The officers involved have not been named publicly and it is unclear what, if any, disciplinary action they face.
Credit New York State Department of Corrections
The attempted escape came in a time of turmoil for the Correction Department. Last month, the commissioner, Joseph Ponte, stepped down after a series of damaging revelations by the city’s Department of Investigation. First, Mr. Ponte and members of his staff were found to have misused their official vehicles. City investigators also concluded that Mr. Ponte’s head of internal affairs had been eavesdropping on investigators’ phone calls with confidential informers.
The city has yet to hire Mr. Ponte’s successor. The Correction Department’s top uniformed officer also stepped down abruptly in June.
There was never much chance that Mr. Hill would escape Rikers Island itself, officials said. The complex, a series of self-contained buildings surrounded by walls topped with razor wire, is on an island in the East River and is connected to Queens by a narrow bridge. Even if Mr. Hill had made it through all of the complex’s checkpoints and gates, he would have been forced to contend with the river’s swirling currents, a natural security feature that will not figure in the new jails envisioned as part of Mr. de Blasio’s plan to shut down Rikers a decade from now.

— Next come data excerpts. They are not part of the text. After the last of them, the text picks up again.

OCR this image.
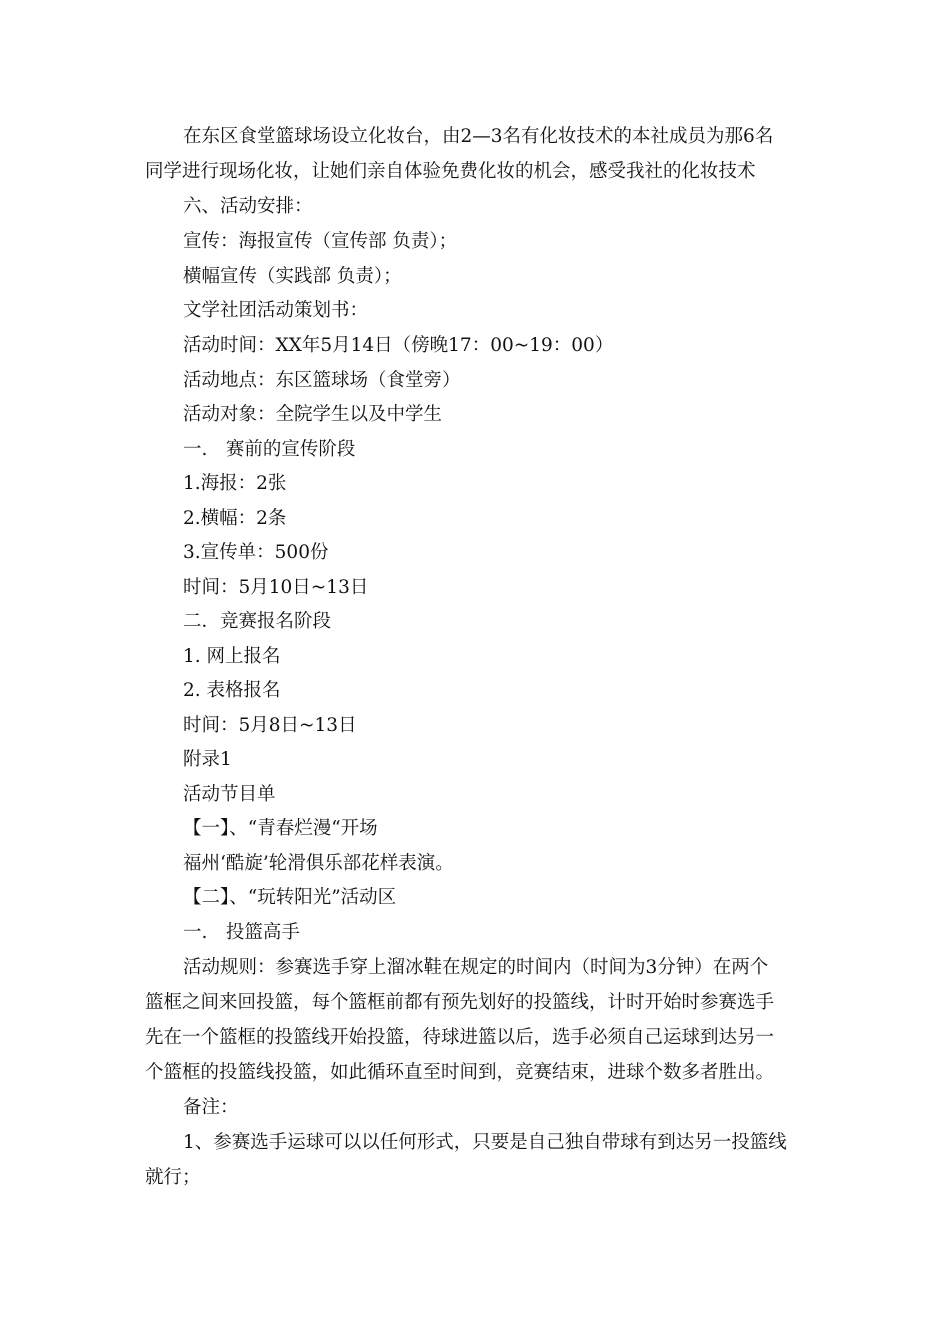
在东区食堂篮球场设立化妆台，由2—3名有化妆技术的本社成员为那6名
同学进行现场化妆，让她们亲自体验免费化妆的机会，感受我社的化妆技术
六、活动安排：
宣传：海报宣传（宣传部 负责）；
横幅宣传（实践部 负责）；
文学社团活动策划书：
活动时间：XX年5月14日（傍晚17：00~19：00）
活动地点：东区篮球场（食堂旁）
活动对象：全院学生以及中学生
一.　赛前的宣传阶段
1.海报：2张
2.横幅：2条
3.宣传单：500份
时间：5月10日~13日
二．竞赛报名阶段
1. 网上报名
2. 表格报名
时间：5月8日~13日
附录1
活动节目单
【一】、“青春烂漫“开场
福州‘酷旋’轮滑俱乐部花样表演。
【二】、“玩转阳光”活动区
一.　投篮高手
活动规则：参赛选手穿上溜冰鞋在规定的时间内（时间为3分钟）在两个
篮框之间来回投篮，每个篮框前都有预先划好的投篮线，计时开始时参赛选手
先在一个篮框的投篮线开始投篮，待球进篮以后，选手必须自己运球到达另一
个篮框的投篮线投篮，如此循环直至时间到，竞赛结束，进球个数多者胜出。
备注：
1、参赛选手运球可以以任何形式，只要是自己独自带球有到达另一投篮线
就行；
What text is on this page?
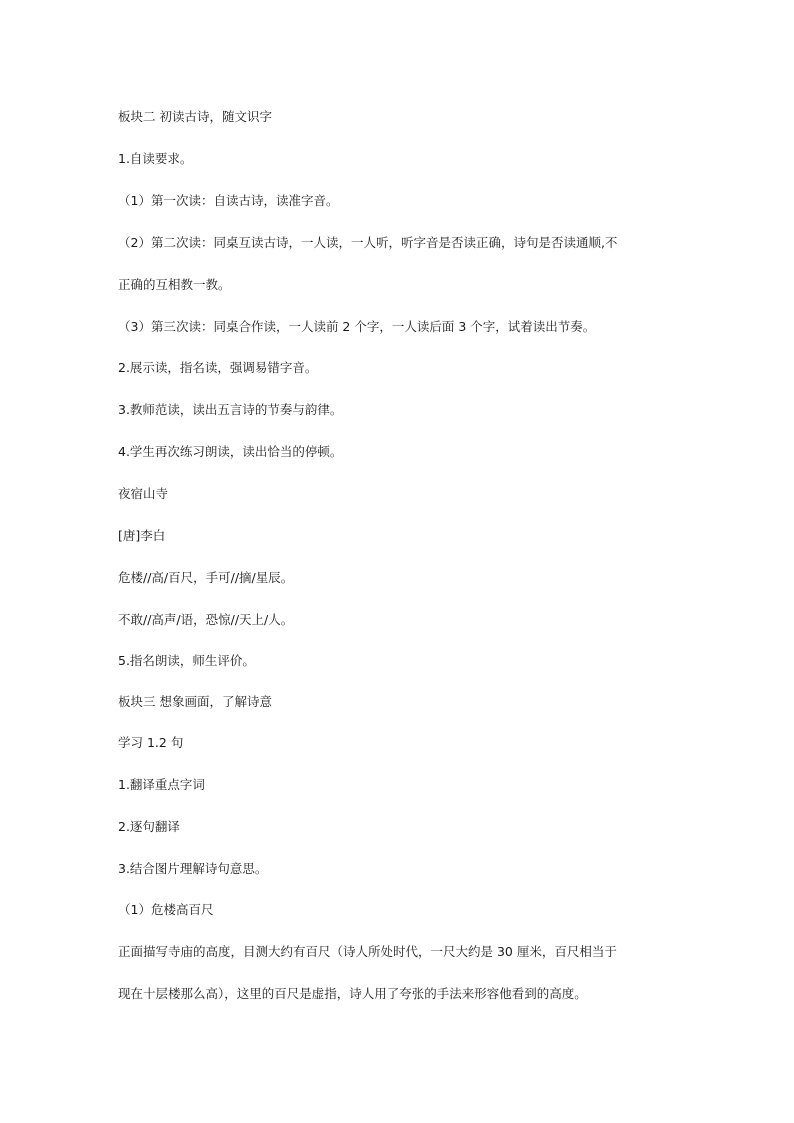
板块二 初读古诗，随文识字
1.自读要求。
（1）第一次读：自读古诗，读准字音。
（2）第二次读：同桌互读古诗，一人读，一人听，听字音是否读正确，诗句是否读通顺,不
正确的互相教一教。
（3）第三次读：同桌合作读，一人读前 2 个字，一人读后面 3 个字，试着读出节奏。
2.展示读，指名读，强调易错字音。
3.教师范读，读出五言诗的节奏与韵律。
4.学生再次练习朗读，读出恰当的停顿。
夜宿山寺
[唐]李白
危楼//高/百尺，手可//摘/星辰。
不敢//高声/语，恐惊//天上/人。
5.指名朗读，师生评价。
板块三 想象画面，了解诗意
学习 1.2 句
1.翻译重点字词
2.逐句翻译
3.结合图片理解诗句意思。
（1）危楼高百尺
正面描写寺庙的高度，目测大约有百尺（诗人所处时代，一尺大约是 30 厘米，百尺相当于
现在十层楼那么高），这里的百尺是虚指，诗人用了夸张的手法来形容他看到的高度。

Several Rikers inmates have attempted to swim to freedom over the past several decades. In 1971, police officers fished three young inmates out of the river a half-mile from the Bronx shoreline.
Mr. Hill never came close to actually getting away. Shortly after he disappeared, officials launched an extensive search involving special units from the Correction Department, the State Police, the Port Authority Police and the New York Police Department. Officers moved quickly to seal the perimeter of the island and began to scour the area with K-9 units as a Police Department helicopter hovered overhead.
After about seven hours of searching, Mr. Hill was found in a patch of bushes near an unused building, not far from the wall he had scaled, officials said. The dogs were sent in to flush him out. When he ran, two officers tackled him.
“Thanks to an immediate island-wide lockdown, along with a large-scale intensive search operation from land, air and water in coordination with our law enforcement partners, D.O.C. staff were able to quickly return this inmate to custody within a matter of hours,” the Correction Department said in a statement.
An earlier version of this article misstated the circumstances of a former Rikers Island inmate’s death. James DiGuglielmo was shot and killed a month after escaping in 1987, but not by police officers.